I was watching (yet again) the John Wayne western El Dorado. It looks amazing on the 75-inch 4K screen. In fact so amazing that I noticed something that had escaped me before. Leigh Brackett wrote the screenplay. I’ve written about the gifted, prolific Leigh Brackett before. People know she worked on Star Wars:The Empire Strikes Back. And The Big Sleep screenplay. And wrote terrific ERB-inspired planetary romances. She’s enshrined in the Appendix N pantheon. So she had multiple-genre chops. A western, then, should come as no surprise.
It didn’t, in fact, come as a surprise, except as a pleasant one. Watching El Dorado, it is clear that Brackett has an intuitive grasp of (once and, I hope, future) American masculinity. She gets the archetypes. Her dialogue is snappy, moves the plot along, and builds nice little character portraits. It might seem strange that the same fingers typed scenes for John Wayne’s Cole Thornton as for Matt Carse in The Sword of Rhiannon. But after all, is there much difference between Cole Thornton stalking the darkened streets of El Dorado, tracking his quarry to a saloon and Carse being tracked through the Martian streets of Jekkara. The sentence “His gun hand swung loose and ready for action” could apply to either man.

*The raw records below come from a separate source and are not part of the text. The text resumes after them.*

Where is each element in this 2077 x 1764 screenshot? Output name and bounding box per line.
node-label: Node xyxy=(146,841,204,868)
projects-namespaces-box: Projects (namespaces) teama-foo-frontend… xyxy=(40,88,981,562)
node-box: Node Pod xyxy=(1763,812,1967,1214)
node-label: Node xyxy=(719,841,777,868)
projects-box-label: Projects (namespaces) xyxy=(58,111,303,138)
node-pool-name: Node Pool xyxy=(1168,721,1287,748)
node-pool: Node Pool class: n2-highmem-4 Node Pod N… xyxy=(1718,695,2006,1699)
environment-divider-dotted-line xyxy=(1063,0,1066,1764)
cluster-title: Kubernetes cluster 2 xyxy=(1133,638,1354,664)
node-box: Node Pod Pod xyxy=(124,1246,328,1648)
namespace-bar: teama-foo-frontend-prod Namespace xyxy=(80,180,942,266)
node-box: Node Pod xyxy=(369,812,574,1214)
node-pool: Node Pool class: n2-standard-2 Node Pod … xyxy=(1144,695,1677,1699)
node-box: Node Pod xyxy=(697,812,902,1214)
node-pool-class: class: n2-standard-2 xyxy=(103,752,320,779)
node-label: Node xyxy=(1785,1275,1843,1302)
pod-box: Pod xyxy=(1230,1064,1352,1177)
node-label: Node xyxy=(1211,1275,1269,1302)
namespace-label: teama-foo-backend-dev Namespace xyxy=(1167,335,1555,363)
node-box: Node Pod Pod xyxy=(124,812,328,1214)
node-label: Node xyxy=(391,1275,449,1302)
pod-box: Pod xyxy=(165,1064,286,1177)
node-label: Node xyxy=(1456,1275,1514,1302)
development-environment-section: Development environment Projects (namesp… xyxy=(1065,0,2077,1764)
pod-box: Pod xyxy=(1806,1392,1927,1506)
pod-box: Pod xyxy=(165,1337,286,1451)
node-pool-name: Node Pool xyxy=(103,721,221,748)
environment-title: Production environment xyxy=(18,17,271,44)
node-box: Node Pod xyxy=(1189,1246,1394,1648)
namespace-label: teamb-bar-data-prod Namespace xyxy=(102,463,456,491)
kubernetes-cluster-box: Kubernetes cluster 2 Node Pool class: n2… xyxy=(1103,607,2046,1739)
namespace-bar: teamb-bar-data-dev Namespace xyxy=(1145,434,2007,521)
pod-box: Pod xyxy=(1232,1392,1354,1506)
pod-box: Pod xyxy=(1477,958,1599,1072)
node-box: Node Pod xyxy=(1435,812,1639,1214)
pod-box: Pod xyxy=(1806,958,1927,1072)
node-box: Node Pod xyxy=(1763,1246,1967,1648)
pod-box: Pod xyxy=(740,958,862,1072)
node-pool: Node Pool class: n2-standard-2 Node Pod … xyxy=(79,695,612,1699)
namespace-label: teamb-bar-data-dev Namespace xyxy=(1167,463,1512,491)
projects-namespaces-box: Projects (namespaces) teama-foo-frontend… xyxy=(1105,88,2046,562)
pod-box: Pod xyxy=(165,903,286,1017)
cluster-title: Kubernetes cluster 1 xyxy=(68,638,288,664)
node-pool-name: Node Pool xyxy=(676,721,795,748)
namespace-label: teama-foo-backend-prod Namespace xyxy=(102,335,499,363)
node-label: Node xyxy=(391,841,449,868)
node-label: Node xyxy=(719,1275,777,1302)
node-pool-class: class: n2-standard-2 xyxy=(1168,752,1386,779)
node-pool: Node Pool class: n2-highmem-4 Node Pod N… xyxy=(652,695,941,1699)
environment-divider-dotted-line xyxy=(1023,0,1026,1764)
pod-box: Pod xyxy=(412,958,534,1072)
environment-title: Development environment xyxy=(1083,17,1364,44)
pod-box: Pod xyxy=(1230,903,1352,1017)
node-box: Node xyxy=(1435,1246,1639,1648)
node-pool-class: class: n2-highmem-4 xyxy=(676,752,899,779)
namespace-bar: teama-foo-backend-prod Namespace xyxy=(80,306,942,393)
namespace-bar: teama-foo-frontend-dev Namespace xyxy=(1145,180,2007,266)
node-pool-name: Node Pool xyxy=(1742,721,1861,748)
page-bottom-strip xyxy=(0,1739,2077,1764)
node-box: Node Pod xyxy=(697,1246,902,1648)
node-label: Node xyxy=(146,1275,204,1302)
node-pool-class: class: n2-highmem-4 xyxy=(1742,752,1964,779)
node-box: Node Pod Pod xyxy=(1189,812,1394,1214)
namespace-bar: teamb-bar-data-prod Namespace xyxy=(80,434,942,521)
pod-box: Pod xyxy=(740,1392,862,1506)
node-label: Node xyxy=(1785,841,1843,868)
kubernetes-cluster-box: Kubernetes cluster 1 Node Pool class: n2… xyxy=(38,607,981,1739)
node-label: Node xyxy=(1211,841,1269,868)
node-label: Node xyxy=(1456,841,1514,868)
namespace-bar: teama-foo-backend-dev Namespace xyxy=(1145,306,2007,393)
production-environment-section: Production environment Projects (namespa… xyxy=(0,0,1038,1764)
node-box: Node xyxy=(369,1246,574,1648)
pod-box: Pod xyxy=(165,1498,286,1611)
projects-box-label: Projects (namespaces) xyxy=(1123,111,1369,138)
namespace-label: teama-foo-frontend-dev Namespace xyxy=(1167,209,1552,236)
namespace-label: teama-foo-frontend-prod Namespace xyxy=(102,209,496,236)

So give the flick a re-watch sometime and keep the screenwriter in mind. (Also, Robert Mitchum’s performance is excellent. The whole cast is good, but keep an eye on Mitchum, even if he’s only in the background.)
I can’t claim Brackett’s skills, but if you’re in the mood for some contemporary fantasy adventure, check out the Semi-Autos and Sorcery series published by Aethon Books, beginning with Blood and Jade, moving on to Santa Anna’s Sword, then Obsidian Owl, and finally the recently released Silver and Bone. People with a sense of fun seem to like them. You might too.
With that distasteful business out of the way, on to Magnus Stoneslayer’s latest diary entry.
SAVAGE JOURNAL
ENTRY 36.
I have been around, dear diary. A bit of a genteel understatement there. More properly, I’ve traveled extensively, living a generally peripatetic existence. I’ve devoured the few maps I’ve had the opportunity to view. I’ve spent countless hours listening to the stories of every vagabond, caravan master, and inveterate wanderer to cross my path.
So I have a pretty good picture of the world and little strikes me as novel. And yet every time I set foot in a new land I feel a thrill of discovery, the same delighted anticipation I felt when, as a newly bearded youth, I first ventured from the untamed woods and patchy fields of my tribal homeland. It is a pleasure fundamental to my very sense of identity. If I were mired in ennui and no longer experienced that frisson of excitement upon exploring new territory there wouldn’t be much point in my remaining an itinerant savage warrior. I might as well stay put.
I have a fair notion of where I am. Rugged hills step down to a narrow, sparsely inhabited plain bordering on a vast inland sea. But that detached knowledge is no substitute for experience. I’m anxious to move on, garner that experience. For the nonce, hunger and the enervation suffered during my flight across the desert keep me pinned in place. I’m hunkered down in a cave now, roasting over a small fire a lean goat I’d trapped after a day of patient hunting. I’ll savor the strength-replenishing flesh just as I’m savoring my anticipation of the impending trek.
Tomorrow, dear diary, belly full and blood quickened, I tread new ground.